Con la versione 5.x Proxmox ha aggiunto il supporto per la creazione e la configurazione automatica delle macchine virtuali utilizzando cloud-init. Vedremo come utilizzarlo per la gestione di macchine virtuali con Debian (quando non indicato diversamente le istruzioni si applicano sia a Stretch che a Buster).

Il primo passo è scaricare una immagine pronta per il cloud di Debian, sono disponibili delle versioni non ufficiali a partire su
https://cdimage.debian.org/cdimage ed in particolare per Proxmox servono quelle di OpenStack, pertanto si dovranno prendere da https://cdimage.debian.org/cdimage/openstack, selezionando quella per amd64, nel formato raw o qcow2 (quest'ultima è preferibile per le minori dimensioni), scaricandole ad esempio con:

wget https://cdimage.debian.org/cdimage/openstack/current/debian-10.2.0-openstack-amd64.qcow2

insieme all'immagine si scarichino le relative checksum e firme con cui verificarne l'integrità:

wget https://cdimage.debian.org/cdimage/openstack/current/SHA512SUMS
wget https://cdimage.debian.org/cdimage/openstack/current/SHA512SUMS.sign

e si passi a verificare il tutto con i comandi:

gpg --verify SHA512SUMS.sign SHA512SUMS
sha512sum -c SHA512SUMS --ignore-missing 

Se gpg dice che è impossibile controllare la firma perché non c'è la chiave pubblica, questa deve essere importata dal keyring di Debian con qualcosa come gpg --keyserver keyring.debian.org --recv-keys DF9B9C49EAA9298432589D76DA87E80D6294BE9B (dove il numero della chiave è quello riportato dal comando in caso di fallimento).

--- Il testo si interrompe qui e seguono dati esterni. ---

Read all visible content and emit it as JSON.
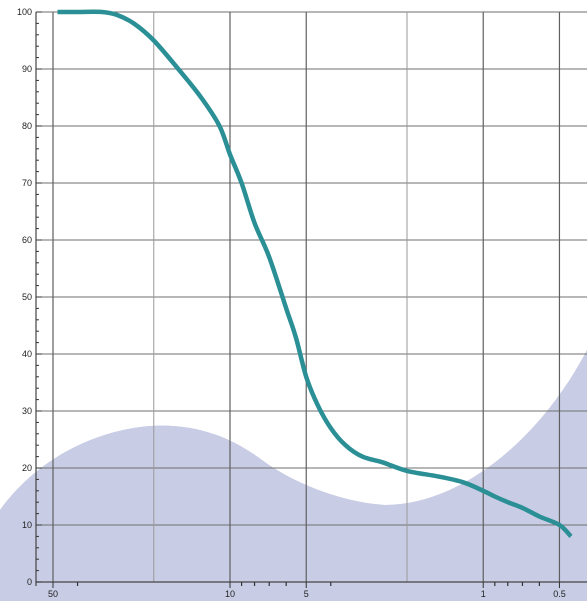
{
  "chart_data": {
    "type": "line",
    "title": "",
    "xlabel": "",
    "ylabel": "",
    "x_scale": "log",
    "x_reversed": true,
    "xlim": [
      60,
      0.4
    ],
    "ylim": [
      0,
      100
    ],
    "grid": true,
    "y_ticks": [
      0,
      10,
      20,
      30,
      40,
      50,
      60,
      70,
      80,
      90,
      100
    ],
    "y_tick_labels": [
      "0",
      "10",
      "20",
      "30",
      "40",
      "50",
      "60",
      "70",
      "80",
      "90",
      "100"
    ],
    "x_major_gridlines": [
      50,
      10,
      5,
      1,
      0.5
    ],
    "x_minor_gridlines": [
      20,
      2
    ],
    "x_tick_labels": [
      {
        "value": 50,
        "label": "50"
      },
      {
        "value": 10,
        "label": "10"
      },
      {
        "value": 5,
        "label": "5"
      },
      {
        "value": 1,
        "label": "1"
      },
      {
        "value": 0.5,
        "label": "0.5"
      }
    ],
    "x_minor_ticks": [
      40,
      9,
      8,
      7,
      6,
      4,
      0.9,
      0.8,
      0.7,
      0.6
    ],
    "series": [
      {
        "color": "#2b8f96",
        "x": [
          48,
          40,
          32,
          28,
          24,
          20,
          16,
          13,
          11,
          10,
          9,
          8,
          7,
          6,
          5.5,
          5,
          4.5,
          4,
          3.5,
          3,
          2.5,
          2,
          1.5,
          1.2,
          1,
          0.9,
          0.8,
          0.7,
          0.6,
          0.5,
          0.45
        ],
        "y": [
          100,
          100,
          100,
          99.5,
          98,
          95,
          90,
          85,
          80,
          75,
          70,
          63,
          57,
          48,
          43,
          36,
          31,
          27,
          24,
          22,
          21,
          19.5,
          18.5,
          17.5,
          16,
          15,
          14,
          13,
          11.5,
          10,
          8
        ]
      }
    ],
    "background_shapes_color": "#c8cce4"
  }
}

Si tenga presente che comunque, a meno di non averne impostato un livello di fiducia, gpg avvertirà che non c'è nessuna sicurezza relativa al fatto che la chiave appartenga davvero al proprietario, quello che comunque si deve verificare è che il comando indichi una firma valida.

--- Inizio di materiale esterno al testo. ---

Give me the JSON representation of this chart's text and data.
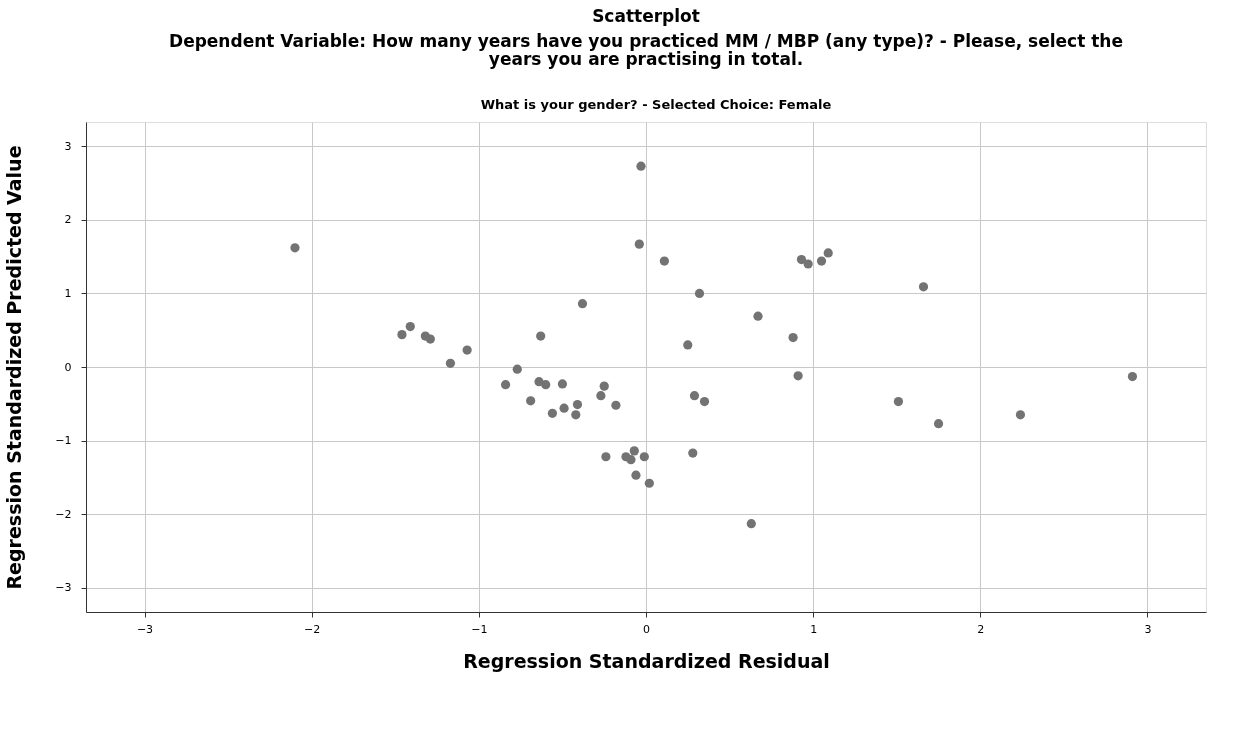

Come primo passo occorre creare una macchina virtuale da cui si genererà il template, ne vanno impostate anzitutto memoria e tipo di rete, facendo riferimento ad una (o più) delle interfacce di bridge disponibili (a seconda di dove la si vuole creare di default, il bridge potrà comunque essere cambiato in seguito, e se ne possono indicare più di uno se servono più interfacce), questo si fa, utilizzando un VMID non allocato, con:

qm create 4242 --memory 512 --net0 virtio,bridge=vmbr0 # --net1 virtio,bridge=vmbr1 #,  etc.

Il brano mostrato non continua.